Can you advise? Thanks!

Update: I tried this in the linked notebook (toggle the “shared worker” checkbox at the bottom) and it seems that the configuration options are no longer isolated when the worker is shared. Is that a bug? At any rate it looks like we should keep separate workers per database for the time being.

mbostock commented 1 year ago

Superseded by #356.

domoritz commented 1 year ago

I think sharing the bundle and logger is good but having a separate worker could be good since then you can query the databases in parallel. I don't know all the consequences but @ankoh will know.

ankoh commented 1 year ago

"Creating a worker" also means "instantiating the DuckDB-Wasm module" and "using DuckDB-Wasm with separate Memory" Depends on your isolation requirements, but sharing the worker will be more efficient (and also shares things like the buffer manager between the users).

trxcllnt commented 1 year ago

@mbostock Why is Arrow.Utf8 a class instead of a static object?

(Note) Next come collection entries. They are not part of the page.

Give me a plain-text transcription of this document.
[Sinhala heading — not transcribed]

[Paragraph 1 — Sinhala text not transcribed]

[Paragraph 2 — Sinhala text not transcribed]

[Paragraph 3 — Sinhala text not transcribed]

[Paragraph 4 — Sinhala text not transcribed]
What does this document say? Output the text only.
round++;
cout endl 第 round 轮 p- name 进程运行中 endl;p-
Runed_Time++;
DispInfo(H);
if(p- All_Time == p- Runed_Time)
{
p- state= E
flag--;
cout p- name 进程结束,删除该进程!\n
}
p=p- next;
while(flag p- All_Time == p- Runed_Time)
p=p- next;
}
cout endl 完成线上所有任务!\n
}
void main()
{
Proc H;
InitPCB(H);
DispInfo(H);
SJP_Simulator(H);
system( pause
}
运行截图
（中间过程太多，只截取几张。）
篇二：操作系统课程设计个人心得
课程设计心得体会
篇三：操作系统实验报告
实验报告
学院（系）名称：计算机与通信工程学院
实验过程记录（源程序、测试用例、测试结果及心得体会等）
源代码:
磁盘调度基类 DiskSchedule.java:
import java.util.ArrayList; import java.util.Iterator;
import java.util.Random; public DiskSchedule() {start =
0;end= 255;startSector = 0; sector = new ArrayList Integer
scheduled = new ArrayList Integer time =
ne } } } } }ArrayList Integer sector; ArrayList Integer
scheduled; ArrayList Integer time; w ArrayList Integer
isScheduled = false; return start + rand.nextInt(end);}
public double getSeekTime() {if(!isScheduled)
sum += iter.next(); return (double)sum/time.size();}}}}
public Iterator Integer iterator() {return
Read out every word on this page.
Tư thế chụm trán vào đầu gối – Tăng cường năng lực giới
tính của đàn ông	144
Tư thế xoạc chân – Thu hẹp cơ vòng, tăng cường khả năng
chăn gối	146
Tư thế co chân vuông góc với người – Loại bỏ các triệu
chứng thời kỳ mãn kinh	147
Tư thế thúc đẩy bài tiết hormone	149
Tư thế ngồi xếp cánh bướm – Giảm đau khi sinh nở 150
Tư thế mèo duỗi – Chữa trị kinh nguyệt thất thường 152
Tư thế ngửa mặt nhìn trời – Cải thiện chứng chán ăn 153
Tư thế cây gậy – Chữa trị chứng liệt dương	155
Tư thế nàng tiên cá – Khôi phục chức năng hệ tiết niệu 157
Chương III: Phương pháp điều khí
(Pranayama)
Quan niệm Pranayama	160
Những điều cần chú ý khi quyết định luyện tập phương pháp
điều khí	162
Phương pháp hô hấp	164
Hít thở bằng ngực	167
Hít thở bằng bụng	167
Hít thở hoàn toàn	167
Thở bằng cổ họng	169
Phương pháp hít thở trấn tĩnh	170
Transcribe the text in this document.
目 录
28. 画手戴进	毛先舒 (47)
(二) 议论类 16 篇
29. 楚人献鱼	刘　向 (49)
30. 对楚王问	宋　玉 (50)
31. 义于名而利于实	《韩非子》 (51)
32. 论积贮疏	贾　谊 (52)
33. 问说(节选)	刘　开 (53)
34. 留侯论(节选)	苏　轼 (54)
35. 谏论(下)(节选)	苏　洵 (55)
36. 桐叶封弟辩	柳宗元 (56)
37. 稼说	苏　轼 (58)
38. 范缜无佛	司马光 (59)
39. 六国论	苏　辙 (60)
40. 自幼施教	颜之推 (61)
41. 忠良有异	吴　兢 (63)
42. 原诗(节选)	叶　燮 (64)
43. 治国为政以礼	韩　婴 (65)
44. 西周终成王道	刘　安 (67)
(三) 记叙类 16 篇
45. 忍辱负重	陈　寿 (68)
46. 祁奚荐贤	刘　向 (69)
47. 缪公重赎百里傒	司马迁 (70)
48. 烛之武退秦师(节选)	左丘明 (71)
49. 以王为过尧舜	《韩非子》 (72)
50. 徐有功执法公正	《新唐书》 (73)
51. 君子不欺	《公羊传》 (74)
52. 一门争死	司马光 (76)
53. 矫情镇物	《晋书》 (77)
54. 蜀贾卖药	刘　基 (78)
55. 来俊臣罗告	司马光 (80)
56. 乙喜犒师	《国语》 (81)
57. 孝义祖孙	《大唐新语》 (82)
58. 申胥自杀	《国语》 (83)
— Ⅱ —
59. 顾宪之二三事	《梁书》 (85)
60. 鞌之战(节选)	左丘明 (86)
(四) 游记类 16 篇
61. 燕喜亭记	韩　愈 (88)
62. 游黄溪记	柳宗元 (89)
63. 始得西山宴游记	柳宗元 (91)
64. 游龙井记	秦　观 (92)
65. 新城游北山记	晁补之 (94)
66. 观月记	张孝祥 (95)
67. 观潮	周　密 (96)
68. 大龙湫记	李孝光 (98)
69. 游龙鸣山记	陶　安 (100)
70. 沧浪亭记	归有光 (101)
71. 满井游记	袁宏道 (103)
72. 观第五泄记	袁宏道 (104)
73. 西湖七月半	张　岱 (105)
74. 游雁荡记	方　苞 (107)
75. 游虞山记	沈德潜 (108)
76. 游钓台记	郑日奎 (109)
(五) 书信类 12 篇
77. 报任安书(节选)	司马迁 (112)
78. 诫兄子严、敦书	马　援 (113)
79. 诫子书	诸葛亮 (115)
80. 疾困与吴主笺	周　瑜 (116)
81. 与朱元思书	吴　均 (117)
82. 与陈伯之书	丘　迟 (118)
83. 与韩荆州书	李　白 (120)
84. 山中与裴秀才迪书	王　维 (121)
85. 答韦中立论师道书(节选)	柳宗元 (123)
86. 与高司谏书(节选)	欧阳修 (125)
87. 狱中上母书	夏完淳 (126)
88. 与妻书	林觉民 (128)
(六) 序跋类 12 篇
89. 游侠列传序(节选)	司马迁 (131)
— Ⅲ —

Because some of the data types do take params and need to be unique instances. So rather than have some types requiring construction and others not (i.e. {type: Utf8} vs. {type: new DenseUnion(typeCodes)}, we made them all constructors.

We can of course optimize the ones that don't store state under the hood to be static singleton instances, change them to top-level functions instead of constructors etc., but that was lower priority than getting the rest of the library implemented.